If you have available a TSP decision oracle -- that is, a function that answers questions of the form "Does directed graph $G$ have a TSP tour of length at most $k$?" in constant time -- then the following algorithm will allow you to construct an actual TSP tour using $O(|E|)$ calls to the oracle, and $O(|E|^2)$ time overall:
- Run a binary search on $k$, calling the decision oracle at each step, to determine $OPT$, the minimal tour length of the original graph $G$. (If necessary, the absence of any Hamiltonian cycle at all can be first tested for by calling the oracle with a very large threshold -- e.g., equal to the sum of all edge weights.)

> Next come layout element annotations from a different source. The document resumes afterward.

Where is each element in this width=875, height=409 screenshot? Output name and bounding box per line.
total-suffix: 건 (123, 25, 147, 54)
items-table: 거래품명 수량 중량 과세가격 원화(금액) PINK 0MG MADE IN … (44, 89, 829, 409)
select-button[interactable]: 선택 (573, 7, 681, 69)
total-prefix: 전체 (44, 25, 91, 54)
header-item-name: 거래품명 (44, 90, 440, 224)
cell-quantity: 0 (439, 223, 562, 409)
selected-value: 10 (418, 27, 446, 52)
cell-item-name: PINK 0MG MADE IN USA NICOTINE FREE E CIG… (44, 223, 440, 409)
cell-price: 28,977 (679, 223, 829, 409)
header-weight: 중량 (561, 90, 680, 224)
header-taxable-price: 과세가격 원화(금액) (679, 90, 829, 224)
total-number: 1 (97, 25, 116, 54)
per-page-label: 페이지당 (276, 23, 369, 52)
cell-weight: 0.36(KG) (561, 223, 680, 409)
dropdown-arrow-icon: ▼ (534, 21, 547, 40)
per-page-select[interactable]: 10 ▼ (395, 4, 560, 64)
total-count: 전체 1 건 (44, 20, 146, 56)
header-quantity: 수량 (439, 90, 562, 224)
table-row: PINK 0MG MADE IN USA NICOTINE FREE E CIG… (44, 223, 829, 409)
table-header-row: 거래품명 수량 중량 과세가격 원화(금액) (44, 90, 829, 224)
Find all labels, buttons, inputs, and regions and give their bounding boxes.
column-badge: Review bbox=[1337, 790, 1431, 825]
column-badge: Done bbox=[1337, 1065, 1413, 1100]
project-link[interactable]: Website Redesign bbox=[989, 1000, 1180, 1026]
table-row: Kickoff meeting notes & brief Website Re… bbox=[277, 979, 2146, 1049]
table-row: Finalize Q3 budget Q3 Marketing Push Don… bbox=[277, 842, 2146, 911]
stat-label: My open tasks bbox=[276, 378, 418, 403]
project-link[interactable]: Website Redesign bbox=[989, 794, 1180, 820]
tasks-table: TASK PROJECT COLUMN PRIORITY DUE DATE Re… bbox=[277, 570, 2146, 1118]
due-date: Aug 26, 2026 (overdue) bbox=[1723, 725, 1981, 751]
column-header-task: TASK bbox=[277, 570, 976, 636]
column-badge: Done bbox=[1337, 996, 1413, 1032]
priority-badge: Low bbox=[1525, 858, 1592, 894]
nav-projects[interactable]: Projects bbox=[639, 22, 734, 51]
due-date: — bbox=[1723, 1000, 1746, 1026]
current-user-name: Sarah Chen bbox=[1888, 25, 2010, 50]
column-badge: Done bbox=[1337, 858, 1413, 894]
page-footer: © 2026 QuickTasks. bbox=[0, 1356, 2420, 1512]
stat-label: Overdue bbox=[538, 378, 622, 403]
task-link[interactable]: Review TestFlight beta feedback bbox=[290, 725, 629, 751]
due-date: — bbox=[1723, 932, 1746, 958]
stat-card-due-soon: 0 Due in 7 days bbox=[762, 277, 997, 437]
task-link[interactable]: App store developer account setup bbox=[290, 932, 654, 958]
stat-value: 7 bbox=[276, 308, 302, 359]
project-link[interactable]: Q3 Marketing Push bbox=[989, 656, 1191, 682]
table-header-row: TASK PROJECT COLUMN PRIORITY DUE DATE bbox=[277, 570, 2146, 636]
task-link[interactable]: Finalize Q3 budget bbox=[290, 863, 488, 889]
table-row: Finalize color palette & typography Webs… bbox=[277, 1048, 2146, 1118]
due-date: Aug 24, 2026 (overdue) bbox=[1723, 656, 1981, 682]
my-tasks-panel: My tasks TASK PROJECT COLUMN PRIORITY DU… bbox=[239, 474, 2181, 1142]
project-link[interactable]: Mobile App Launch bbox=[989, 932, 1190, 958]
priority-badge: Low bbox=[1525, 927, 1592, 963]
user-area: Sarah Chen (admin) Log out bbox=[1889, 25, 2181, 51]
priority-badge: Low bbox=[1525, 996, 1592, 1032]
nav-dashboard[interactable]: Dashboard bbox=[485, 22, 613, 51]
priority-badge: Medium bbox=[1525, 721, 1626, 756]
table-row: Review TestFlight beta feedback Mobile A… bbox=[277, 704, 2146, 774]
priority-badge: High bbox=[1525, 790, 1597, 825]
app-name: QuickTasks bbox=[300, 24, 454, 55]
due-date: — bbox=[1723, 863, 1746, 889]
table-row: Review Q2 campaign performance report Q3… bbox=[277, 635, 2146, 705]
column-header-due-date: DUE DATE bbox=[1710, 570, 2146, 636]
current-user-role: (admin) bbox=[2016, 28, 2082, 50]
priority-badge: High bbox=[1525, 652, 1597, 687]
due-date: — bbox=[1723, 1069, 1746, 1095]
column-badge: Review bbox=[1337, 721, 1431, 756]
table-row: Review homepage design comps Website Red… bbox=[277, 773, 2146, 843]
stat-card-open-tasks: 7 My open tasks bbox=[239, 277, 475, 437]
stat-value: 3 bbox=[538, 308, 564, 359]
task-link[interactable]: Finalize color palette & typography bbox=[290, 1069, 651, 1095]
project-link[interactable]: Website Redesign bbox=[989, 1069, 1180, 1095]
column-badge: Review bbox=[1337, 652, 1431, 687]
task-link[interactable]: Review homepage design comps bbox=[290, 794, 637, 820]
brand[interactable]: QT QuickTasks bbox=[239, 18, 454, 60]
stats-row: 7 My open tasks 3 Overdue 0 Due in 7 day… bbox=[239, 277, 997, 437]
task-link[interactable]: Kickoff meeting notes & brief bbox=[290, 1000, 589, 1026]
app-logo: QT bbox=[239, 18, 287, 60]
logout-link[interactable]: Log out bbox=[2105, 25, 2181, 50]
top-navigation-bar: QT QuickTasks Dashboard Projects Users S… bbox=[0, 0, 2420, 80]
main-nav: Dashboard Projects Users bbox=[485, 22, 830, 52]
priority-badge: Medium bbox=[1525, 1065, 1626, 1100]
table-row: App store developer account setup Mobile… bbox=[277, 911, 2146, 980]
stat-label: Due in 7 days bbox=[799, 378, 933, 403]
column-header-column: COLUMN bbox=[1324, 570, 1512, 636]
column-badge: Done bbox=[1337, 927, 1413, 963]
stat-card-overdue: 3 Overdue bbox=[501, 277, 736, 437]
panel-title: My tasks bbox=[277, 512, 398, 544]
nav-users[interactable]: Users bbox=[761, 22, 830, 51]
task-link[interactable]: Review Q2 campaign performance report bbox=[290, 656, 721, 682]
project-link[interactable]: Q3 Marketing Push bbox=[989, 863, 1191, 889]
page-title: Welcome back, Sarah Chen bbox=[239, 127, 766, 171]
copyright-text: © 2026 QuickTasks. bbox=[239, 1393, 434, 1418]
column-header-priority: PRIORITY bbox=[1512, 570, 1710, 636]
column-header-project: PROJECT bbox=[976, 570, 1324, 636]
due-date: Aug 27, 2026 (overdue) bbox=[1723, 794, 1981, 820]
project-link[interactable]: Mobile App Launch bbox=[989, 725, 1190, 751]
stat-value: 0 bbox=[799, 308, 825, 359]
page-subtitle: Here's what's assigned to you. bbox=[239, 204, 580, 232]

- If $G$ contains 3 or fewer edges, then stop. (These must form a triangle.)
- Choose an arbitrary vertex $u$ in $G$.
- For each out-edge $uv$ in $G$:
- Create a new graph $G'$, which is the same as $G$ except that the edge $uv$ has been collapsed (specifically: delete vertices $u$ and $v$ and all edges they are incident on, and create a new vertex $x$ that has all of $u$'s incoming edges and all of $v$'s outgoing edges).
- Run the decision oracle on $G'$ with the length threshold $OPT-w(uv)$.
- If the answer is YES, then some optimal solution to $G$ contains the edge $uv$: Replace $G$ with $G'$ and $OPT$ with $OPT-w(uv)$ and go to 2.
- If the answer is NO, then no optimal solution to $G$ contains the edge $uv$: Delete $uv$ from $G$, and continue iterating through other out-edges of $u$ in $G$.
The iterations in the loop beginning at step 4 execute at most $|E|-3$ times. How quickly the graph modification steps (edge collapsing, edge deletion) in each iteration can be performed probably depends on the graph representation used, but they can certainly be done in $O(|E|)$ time each, for $O(|E|^2)$ time overall, which is enough to show the algorithm is polynomial. (Can anyone think of faster $O(|V|)$ or even $O(|1|)$ ways to perform these modifications?)
The above runs on a directed graph $G$. If you have an undirected graph, you can first turn each undirected edge into a pair of opposite-facing directed edges having the same weight, and then run the algorithm as before.